Tonkatsu (The pork staple - breaded and deep fried tenderloin - $9) paired with the "Joto Sake Sampler $12 (Shichi Hon Yari Junmai, Kasumi Tsuru Junmai, Yuki No Bosha Junmai Ginjo) Personally I thought the Extra Dry Kasumi Tsuru would make the best bedmate, but alas I was wrong. It was too light - too dry (which as I say time and time again is a function of over fermenting to achieve a dryness that has dry qualities at the sake of more body and texture and flavor - good for drinking not so good for throwing at cuisine - unless of course you are eating Pringles in the summer in the desert.) The Shichi Hon Yari provided good "cover" as the Junmai qualities of the brew pulled the natural sweetness of the pork. And the surprise "beast" of the sampler was the Yuki No Bosha that extracted the juices of the pork and melded them with the tangy/sweet dipping sauce in a way that made one forget the explosive fruit flavors of the brew. Perhaps it is a reflection of the fact that this brew is genshu - all of their brews are genshu and I'll write about this next month. Good stuff!
And Tadah! The Best $5 dish in the Bay Area: The O-Chazuke with Tai (red snapper) paired with Urakasumi Junmai $9. I know I know! You are supposed to be winding down the drinking when you order a rice-based tea or dashi based dish that is supposed to "sop" up the remaining booze in your system.
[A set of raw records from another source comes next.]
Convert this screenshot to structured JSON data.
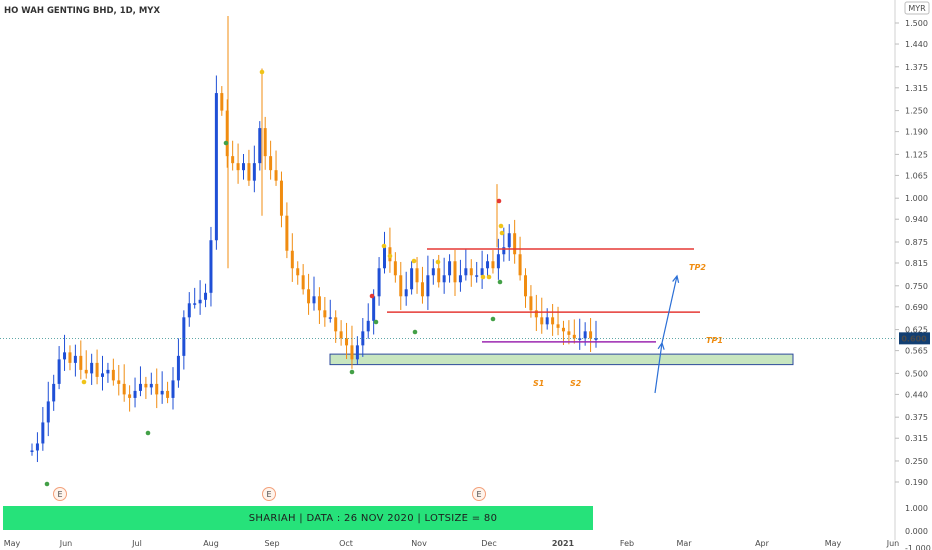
{
  "title": "HO WAH GENTING BHD, 1D, MYX",
  "currency": "MYR",
  "last_price": "0.600",
  "banner": "SHARIAH   |   DATA : 26 NOV 2020   |   LOTSIZE = 80",
  "colors": {
    "up": "#1f4fd6",
    "down": "#f08c10",
    "resistance": "#e53935",
    "support": "#9c27b0",
    "zone_fill": "#c8e6c0",
    "zone_stroke": "#2d4a9c",
    "arrow": "#2b6fd6",
    "banner": "#26e27a"
  },
  "chart_data": {
    "type": "candlestick",
    "y_ticks": [
      "1.500",
      "1.440",
      "1.375",
      "1.315",
      "1.250",
      "1.190",
      "1.125",
      "1.065",
      "1.000",
      "0.940",
      "0.875",
      "0.815",
      "0.750",
      "0.690",
      "0.625",
      "0.565",
      "0.500",
      "0.440",
      "0.375",
      "0.315",
      "0.250",
      "0.190"
    ],
    "volume_ticks": [
      "1.000",
      "0.000",
      "-1.000"
    ],
    "x_ticks": [
      "May",
      "Jun",
      "Jul",
      "Aug",
      "Sep",
      "Oct",
      "Nov",
      "Dec",
      "2021",
      "Feb",
      "Mar",
      "Apr",
      "May",
      "Jun"
    ],
    "earnings_markers": [
      "E",
      "E",
      "E"
    ],
    "series": [
      {
        "values": [
          0.28,
          0.3,
          0.36,
          0.42,
          0.47,
          0.54,
          0.56,
          0.53,
          0.55,
          0.51,
          0.5,
          0.53,
          0.49,
          0.5,
          0.51,
          0.48,
          0.47,
          0.44,
          0.43,
          0.45,
          0.47,
          0.46,
          0.47,
          0.44,
          0.45,
          0.43,
          0.48,
          0.55,
          0.66,
          0.7,
          0.7,
          0.71,
          0.73,
          0.88,
          1.3,
          1.25,
          1.12,
          1.1,
          1.08,
          1.1,
          1.05,
          1.1,
          1.2,
          1.12,
          1.08,
          1.05,
          0.95,
          0.85,
          0.8,
          0.78,
          0.74,
          0.7,
          0.72,
          0.68,
          0.66,
          0.66,
          0.62,
          0.6,
          0.58,
          0.54,
          0.58,
          0.62,
          0.65,
          0.72,
          0.8,
          0.86,
          0.82,
          0.78,
          0.72,
          0.74,
          0.8,
          0.76,
          0.72,
          0.78,
          0.8,
          0.76,
          0.78,
          0.82,
          0.76,
          0.78,
          0.8,
          0.78,
          0.78,
          0.8,
          0.82,
          0.8,
          0.84,
          0.86,
          0.9,
          0.84,
          0.78,
          0.72,
          0.68,
          0.66,
          0.64,
          0.66,
          0.64,
          0.63,
          0.62,
          0.61,
          0.6,
          0.6,
          0.62,
          0.6,
          0.6
        ]
      }
    ],
    "annotations": [
      {
        "label": "TP2",
        "price": 0.855
      },
      {
        "label": "TP1",
        "price": 0.675
      },
      {
        "label": "S1",
        "price": 0.59
      },
      {
        "label": "S2",
        "price": 0.59
      }
    ],
    "support_zone": [
      0.525,
      0.555
    ],
    "ylim": [
      0.19,
      1.53
    ]
  }
}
I couldn't resist! (Especially as the True Sake limousine was parked in front of Sozai - yes we Sake Samurai have private cars available at all hours in all countries - membership has its privileges.) Word to my wise readers - ask Mari to add ume to your bowl, which she will gladly do! Here are my "words" - word for word - at the end of a very nice evening speaking to two great sensations:
"Deep & rich flavor but not a heavy rich - light rich like Ritchy Rich (yes even in the heat of the battle I still entertain myself with cartoon references) - the Tai really stands out - rice chips on top of dish produce a great savory tea flavor. The Urakasumi works so well - sweetness comes forward with a solid and comfortably warm movement. The smoothness of the Urakasumi plays with the smooth flavors and textures of the broth. Could be the best $14 pairing in the Bay Area!"